Inicialmente esse foi um dos principais temas debatidos pelos diversos setores e atores centrais que seriam afetados pela nova regulamentação. Isso, pelo seguinte motivo: a LGPD foi promulgada sem a previsão de uma Autoridade Supervisora e isso atrairia ao país os seguintes e possíveis impactos: (i) falta de interpretação, compreensão e entendimento técnico sobre os mais variados aspectos que envolvem as atividades de tratamento de dados pessoais e (ii) falta do reconhecimento internacional como um país de “nível adequado” à proteção de dados pessoais – principalmente por parte da União Europeia, o que significaria a perda de um mercado expressivo de 28 países, com mais de 500 milhões de pessoas.
 
Apesar da lacuna inicial do novo marco regulatório, ainda em 2018, próximo da virada do ano, um grande e positivo impacto surgiu com a edição da MP Nº 869/2018, que posteriormente, em Julho de 2019, foi convertida na Lei Nº 13.853, que efetivamente alterou a LGPD com o principal objetivo de criar a Autoridade Nacional de Proteção de Dados Pessoais (ANPD).
 
A ANPD, finalmente, estava legalmente constituída. Entretanto, os problemas estavam longe de uma efetiva solução, pois, existem ainda cerca de 25 pontos omissos que carecem de ações por parte do órgão da administração pública federal. O primeiro deles deve ser a estruturação – por meio de ato do presidente da república – do Conselho Diretor, órgão máximo da ANPD, que deverá ser composto por 05 (cinco) Diretores e que terá como primeira atribuição o desenvolvimento do Regulamento Interno da ANPD, justamente para que a ANPD entre em efetiva operação. Posteriormente, existirão diversos outros pontos pendentes de ações positivas da ANPD, tal como a edição de procedimentos e metodologias para o desenvolvimento do Relatório de Impacto à Proteção de Dados Pessoais para os casos em que a atividade de tratamento representar um alto risco aos princípios gerais de proteção de dados pessoais elencados pela LGPD.
 
Outra atribuição inerente às atividades que devem ser desenvolvidas pelo órgão central de interpretação da LGPD é a articulação com as autoridades reguladoras de setores específicos de diversas atividades econômicas.
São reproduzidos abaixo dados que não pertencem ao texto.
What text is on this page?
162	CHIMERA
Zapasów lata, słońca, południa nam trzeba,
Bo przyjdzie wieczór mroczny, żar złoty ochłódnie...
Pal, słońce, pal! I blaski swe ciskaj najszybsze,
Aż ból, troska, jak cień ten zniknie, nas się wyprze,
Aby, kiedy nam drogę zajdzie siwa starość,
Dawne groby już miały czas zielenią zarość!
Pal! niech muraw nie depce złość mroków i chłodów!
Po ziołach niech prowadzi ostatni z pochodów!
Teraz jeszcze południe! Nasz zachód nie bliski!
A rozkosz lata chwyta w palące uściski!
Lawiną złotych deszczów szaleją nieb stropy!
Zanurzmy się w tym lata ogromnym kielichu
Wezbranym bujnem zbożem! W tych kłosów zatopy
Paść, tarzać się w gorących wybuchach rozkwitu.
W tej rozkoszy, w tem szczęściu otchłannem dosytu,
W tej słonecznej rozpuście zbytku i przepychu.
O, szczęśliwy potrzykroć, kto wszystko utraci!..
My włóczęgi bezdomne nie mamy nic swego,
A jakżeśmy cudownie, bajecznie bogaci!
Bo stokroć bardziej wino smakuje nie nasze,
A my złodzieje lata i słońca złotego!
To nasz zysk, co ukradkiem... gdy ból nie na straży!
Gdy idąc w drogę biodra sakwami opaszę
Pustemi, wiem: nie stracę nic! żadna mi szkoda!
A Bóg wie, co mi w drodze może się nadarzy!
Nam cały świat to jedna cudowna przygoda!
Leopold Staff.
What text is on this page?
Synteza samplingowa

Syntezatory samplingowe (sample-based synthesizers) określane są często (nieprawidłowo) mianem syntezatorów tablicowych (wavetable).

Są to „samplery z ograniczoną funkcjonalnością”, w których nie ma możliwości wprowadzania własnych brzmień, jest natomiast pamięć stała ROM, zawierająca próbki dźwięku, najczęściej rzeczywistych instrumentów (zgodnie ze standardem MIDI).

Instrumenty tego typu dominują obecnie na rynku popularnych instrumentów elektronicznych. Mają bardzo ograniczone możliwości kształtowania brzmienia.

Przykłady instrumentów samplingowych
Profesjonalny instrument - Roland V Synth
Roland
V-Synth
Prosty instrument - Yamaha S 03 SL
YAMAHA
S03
Isso deve ser feito de forma coordenada, a partir da cooperação técnica, a fim de facilitar as diversas competências regulatórias que estão à cargo da ANPD.
 
Portanto, antes de avançar com a vigência da LGPD e pugnar pela não prorrogação, é preciso refletir e ter calma frente à um momento de extremas incertezas. É preciso solucionar omissões que há tanto são conhecidas e faladas. É preciso atuar, de maneira consistente e concreta, para que efetivamente tenhamos instrumentos maduros e consolidados de tutela da privacidade e dos dados pessoais.
 
A LGPD dispõe, sim, de meios para regular diversas atividades de tratamento de dados pessoais, inclusive em um contexto de pandemia e de medidas emergenciais. Porém, do ponto de vista técnico e operacional, estamos efetivamente preparados para a LGPD? Existem meios capazes de estruturar e consolidar todas questões inerentes à privacidade e à proteção de dados pessoais?
 
A inércia frente às soluções de deveres regulamentares, por parte do Poder Executivo, não deve ser solucionada sem passar por esses pontos ou dissociada da realidade atual que tem pautado os temas centrais. Regulações bem desenhadas, precisam ser consolidadas. Regulações imaturas e não consolidadas, do ponto de vista estrutural, são perigosas e podem gerar uma ineficiência da garantia da Privacidade e da Proteção de Dados Pessoais.